Par Erin Royal Brokovitch

En 2014, le Cameroun a été classé par la Transparency International comme parmi les pires du monde en termes de corruption – le 136ème de 174 pays. (Photo de Bonaberi.com)
La perspective d’obtenir un pot de vin est une forte motivation pour la police et les procureurs camerounais dans leurs relations avec les hommes qui sont soupçonnés d’être homosexuels.
Cela a été démontré dans une récente affaire impliquant un étudiant universitaire de 21 ans, qu’on appellera C, qui a été attiré à un rendez-vous par un indicateur de police, arrêté, soumis à un examen anal, puis invité à payer un pot de vin en échange de sa libération.
Dans le processus, la police a agi comme si l’homosexualité est contre la loi au Cameroun, ce qui n’est pourtant pas le cas ! Seules les relations homosexuelles sont en effet interdites, pas le fait d’être attiré par les personnes du même sexe. Mais la police n’a jamais accusé C d’avoir des relations illégales de même sexe.
Les problèmes de C ont commencé en novembre après que la police a arrêté un autre jeune homme, A.H., âgé de 22 ans, qui, comme C, est un étudiant à l’Université de Yaoundé I. La police a saisi le téléphone d’A.H. et a commencé à utiliser ses contacts pour chercher des autre gens pour les piéger et les accuser de l’homosexualité. Le cas de l’A.H. a été décrit dans l’article publié dans ce blog « La police camerounaise accuse un jeune d’homosexualité.»

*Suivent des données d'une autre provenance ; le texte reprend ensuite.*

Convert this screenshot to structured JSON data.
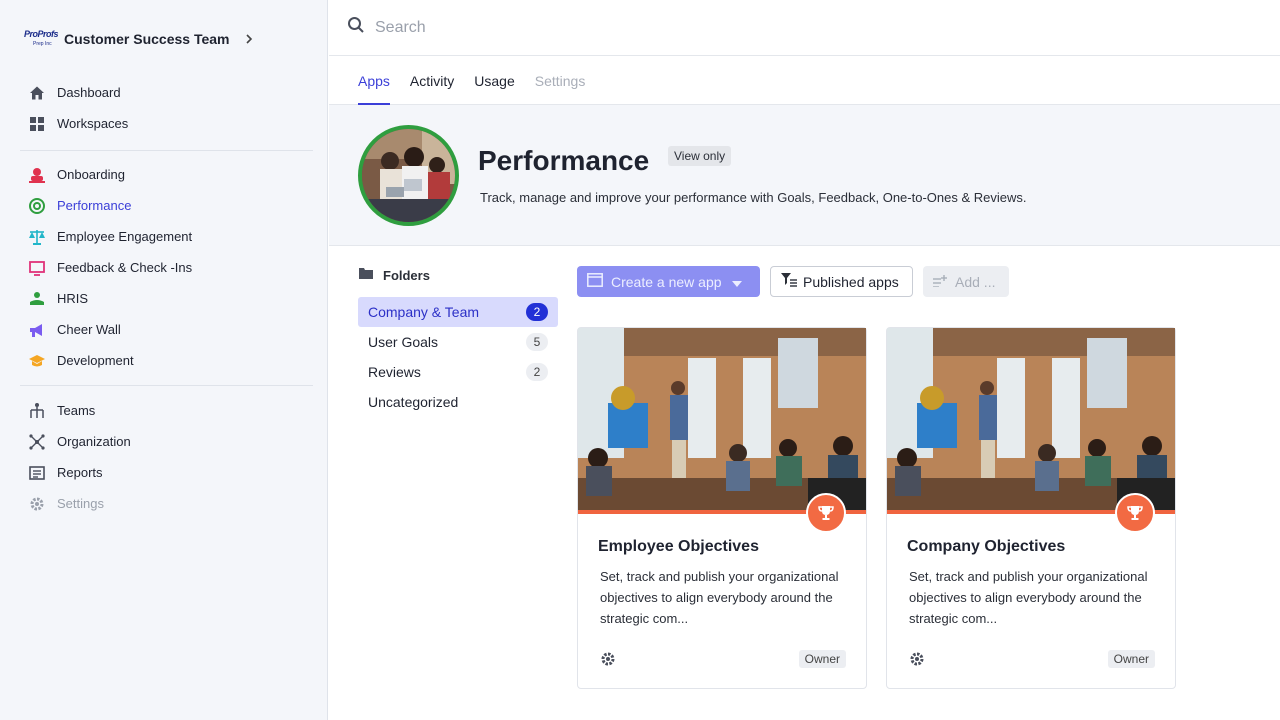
{
  "sidebar": {
    "team_name": "Customer Success Team",
    "logo_text": "ProProfs",
    "logo_sub": "Prep Inc",
    "primary": [
      {
        "label": "Dashboard",
        "icon": "home-icon"
      },
      {
        "label": "Workspaces",
        "icon": "grid-icon"
      }
    ],
    "apps": [
      {
        "label": "Onboarding",
        "icon": "onboarding-icon",
        "color": "#e0334f"
      },
      {
        "label": "Performance",
        "icon": "target-icon",
        "color": "#2f9e3f"
      },
      {
        "label": "Employee Engagement",
        "icon": "scale-icon",
        "color": "#21b6c9"
      },
      {
        "label": "Feedback & Check -Ins",
        "icon": "monitor-icon",
        "color": "#e0337a"
      },
      {
        "label": "HRIS",
        "icon": "hand-person-icon",
        "color": "#2f9e3f"
      },
      {
        "label": "Cheer Wall",
        "icon": "megaphone-icon",
        "color": "#7a5cf0"
      },
      {
        "label": "Development",
        "icon": "graduation-cap-icon",
        "color": "#f5a623"
      }
    ],
    "admin": [
      {
        "label": "Teams",
        "icon": "hierarchy-icon"
      },
      {
        "label": "Organization",
        "icon": "network-icon"
      },
      {
        "label": "Reports",
        "icon": "report-icon"
      },
      {
        "label": "Settings",
        "icon": "gear-icon"
      }
    ],
    "active_item": "Performance"
  },
  "search": {
    "placeholder": "Search"
  },
  "tabs": [
    {
      "label": "Apps",
      "state": "active"
    },
    {
      "label": "Activity",
      "state": "normal"
    },
    {
      "label": "Usage",
      "state": "normal"
    },
    {
      "label": "Settings",
      "state": "disabled"
    }
  ],
  "hero": {
    "title": "Performance",
    "badge": "View only",
    "description": "Track, manage and improve your performance with Goals, Feedback, One-to-Ones & Reviews."
  },
  "folders": {
    "heading": "Folders",
    "items": [
      {
        "label": "Company & Team",
        "count": "2",
        "active": true
      },
      {
        "label": "User Goals",
        "count": "5"
      },
      {
        "label": "Reviews",
        "count": "2"
      },
      {
        "label": "Uncategorized",
        "count": ""
      }
    ]
  },
  "toolbar": {
    "create_label": "Create a new app",
    "published_label": "Published apps",
    "add_label": "Add ..."
  },
  "cards": [
    {
      "title": "Employee Objectives",
      "description": "Set, track and publish your organizational objectives to align everybody around the strategic com...",
      "role": "Owner"
    },
    {
      "title": "Company Objectives",
      "description": "Set, track and publish your organizational objectives to align everybody around the strategic com...",
      "role": "Owner"
    }
  ],
  "colors": {
    "accent": "#3b3fd8",
    "trophy": "#f26a43",
    "create_button": "#8c8ff2"
  }
}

Le 17 novembre, A.H. tombait dans un piège qu’un correspondant de Facebook lui a tendu. Il était conduit au commissariat du 14ème arrondissement d’Ekounou et placé en garde à vue. Il était accusé de harcèlement sexuel.
À partir du 17 novembre, quand A.H. a été arrêté, jusqu’au 20 novembre, quand il a été libéré, le commissaire avait entrepris d’espionner la messagerie d’A.H et ses contacts pour faire tomber d’autres personnes.

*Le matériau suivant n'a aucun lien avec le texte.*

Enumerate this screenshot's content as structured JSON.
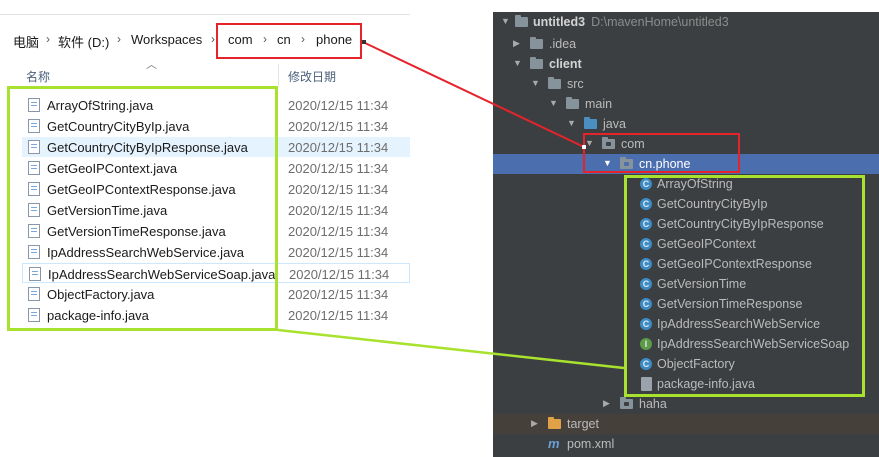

Entre le 17 novembre et le 19, des proches d’A.H. révéleront plus tard, avoir reçu des appels bizarres de personnes qu’ils ne connaissaient pas et qui leur donnaient des rendez-vous insistants.
C’était celui qui tomba malheureusement dans le piège.
Il reçu le mardi 18 novembre l’appel de quelqu’un qui lui dit vouloir le rencontrer. La personne continua en lui envoyant de nombreux messages.
Finalement, C concéda à accepter de rencontrer cet ami mystérieux.
En fin d’après-midi, il se rendit donc au lieu du rendez-vous, dans le quartier où il vit, à Biyemassi. A plusieurs kilomètres du quartier Ekounou où se trouve le commissariat d’où dépendent les éléments qui allaient l’appréhender.
Il s’aperçut malheureusement à sa grande surprise que des policiers avaient garé un car devant lui et l’embarquèrent manu militari.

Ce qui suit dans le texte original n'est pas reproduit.